Three themes were identified by participants that serve as key considerations when implementing a rural mentorship program: connection, communication, and support. Connection describes the variety of relationships participants formed throughout the mentorship program, including connections to their mentor/mentee, themselves, their profession, colleagues, and the larger rural community. Communication includes the logistics of corresponding between mentee-mentor dyads during the program, participant communication with the coordinators of the program, and future communication about and promotion of rural mentorship programs. Support was described as interpersonal and professional assistance provided to the mentee from the mentor as well as to the mentor from the mentorship program and management. Data from the study suggest that rural-specific mentorships are effective in terms of supporting mentorships, easing workplace transition, strengthening community connections, and encouraging recruitment and retention of registered nurses in rural health care. Pervasive throughout the themes derived from the thematic analysis of interview data was the pivotal role of four key groups (mentors, mentees, the healthcare organization, and the rural community) in developing, facilitating, and sustaining mentorships in rural areas.

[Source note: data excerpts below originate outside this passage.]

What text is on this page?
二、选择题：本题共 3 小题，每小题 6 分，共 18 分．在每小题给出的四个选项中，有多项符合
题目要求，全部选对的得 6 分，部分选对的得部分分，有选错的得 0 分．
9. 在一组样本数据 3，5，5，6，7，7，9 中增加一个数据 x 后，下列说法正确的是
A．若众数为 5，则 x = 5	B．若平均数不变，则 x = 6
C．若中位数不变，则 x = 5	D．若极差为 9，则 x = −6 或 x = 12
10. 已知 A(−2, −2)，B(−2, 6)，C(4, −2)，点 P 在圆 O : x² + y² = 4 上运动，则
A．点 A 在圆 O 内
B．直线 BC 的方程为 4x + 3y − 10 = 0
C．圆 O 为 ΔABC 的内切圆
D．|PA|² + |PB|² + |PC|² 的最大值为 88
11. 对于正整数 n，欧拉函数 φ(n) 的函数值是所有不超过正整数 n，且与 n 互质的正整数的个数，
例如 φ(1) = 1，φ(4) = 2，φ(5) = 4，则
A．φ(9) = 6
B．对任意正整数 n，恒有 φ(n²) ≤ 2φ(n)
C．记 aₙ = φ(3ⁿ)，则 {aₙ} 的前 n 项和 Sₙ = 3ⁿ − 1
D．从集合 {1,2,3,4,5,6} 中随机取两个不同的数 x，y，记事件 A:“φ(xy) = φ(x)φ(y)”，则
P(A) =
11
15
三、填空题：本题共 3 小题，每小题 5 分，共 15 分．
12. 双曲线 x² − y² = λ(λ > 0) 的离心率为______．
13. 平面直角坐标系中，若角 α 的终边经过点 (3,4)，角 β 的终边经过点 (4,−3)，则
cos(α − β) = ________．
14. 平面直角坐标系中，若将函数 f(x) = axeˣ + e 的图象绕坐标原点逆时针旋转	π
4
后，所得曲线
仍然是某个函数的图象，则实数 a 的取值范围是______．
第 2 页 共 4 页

Participants in this study believed that mentorship was beneficial to support healthcare providers working in rural environments. However, greater strides need to be made in terms of creating and supporting such relationships. The responsibility for mentorship resides with not only the mentor and mentee but also health organizations and rural communities. Members from all groups need to be committed and contribute to mentorship for rural mentorship programs to be successful and sustainable. Rural residents are often underserved due to insufficient numbers of healthcare professionals working in rural areas along with a limited number of services offered. The greater the numbers of healthcare professionals that can be recruited and retained within rural communities, the greater the likelihood the community residents will have timely and appropriate access to quality health services. These services can result in positive patient outcomes and greater community health.
由于工作环境复杂、人员配置不足、社区支持和资源有限等诸多因素,招聘和留住医疗保健提供者到农村工作场所往往具有挑战性。导师制已被提议作为一种鼓励在农村工作场所招聘和留住员工的策略。本文描述了在加拿大西部一个省份实施和评估的一项农村特定的试点导师制计划,以支持农村导师制、缓解工作场所过渡、加强社区联系,并鼓励农村社区的招聘和留用。
从加拿大西部一个省招募了 30 名志愿注册护士导师和学员。这些人在人口少于 10000 人的社区工作。根据自我确定的关系优先级和对问题的类似回答,包括首选的频率和联系方式,项目协调员为导师和学员进行匹配。提供了在线计划介绍,正式导师制持续了 4 个月。通过非正式的电子反馈和全面的访谈进行了后续的方案评估,并使用主题分析对访谈进行了分析。
参与者确定了三个主题,这些主题是实施农村导师制计划时需要考虑的关键因素:联系、沟通和支持。联系描述了参与者在整个导师制计划中建立的各种关系,包括与导师/学员、自己、自己的职业、同事和更大的农村社区的联系。沟通包括学员-导师二人组在计划期间通信的后勤工作、参与者与计划协调员的通信,以及未来关于农村导师制计划的沟通和推广。支持是指从导师那里为学员提供的人际关系和专业协助,以及从导师制计划和管理层那里为导师提供的支持。研究数据表明,农村特定的导师制在支持导师制、缓解工作场所过渡、加强社区联系以及鼓励农村卫生保健注册护士的招聘和留用方面是有效的。在对访谈数据进行主题分析得出的主题中,始终存在四个关键群体(导师、学员、医疗保健组织和农村社区)在农村地区发展、促进和维持导师制方面的关键作用。
参与这项研究的人认为导师制对支持在农村环境中工作的医疗保健提供者是有益的。然而,在建立和支持这种关系方面还需要做出更大的努力。导师制的责任不仅在于导师和学员,还在于医疗组织和农村社区。所有群体的成员都需要承诺并为导师制做出贡献,以使农村导师制计划取得成功并具有可持续性。由于在农村地区工作的医疗保健专业人员人数不足以及提供的服务有限,农村居民往往得不到足够的服务。在农村社区招聘和留住的医疗保健专业人员越多,社区居民获得及时和适当的优质卫生服务的可能性就越大。这些服务可以带来积极的患者结果和更大的社区健康。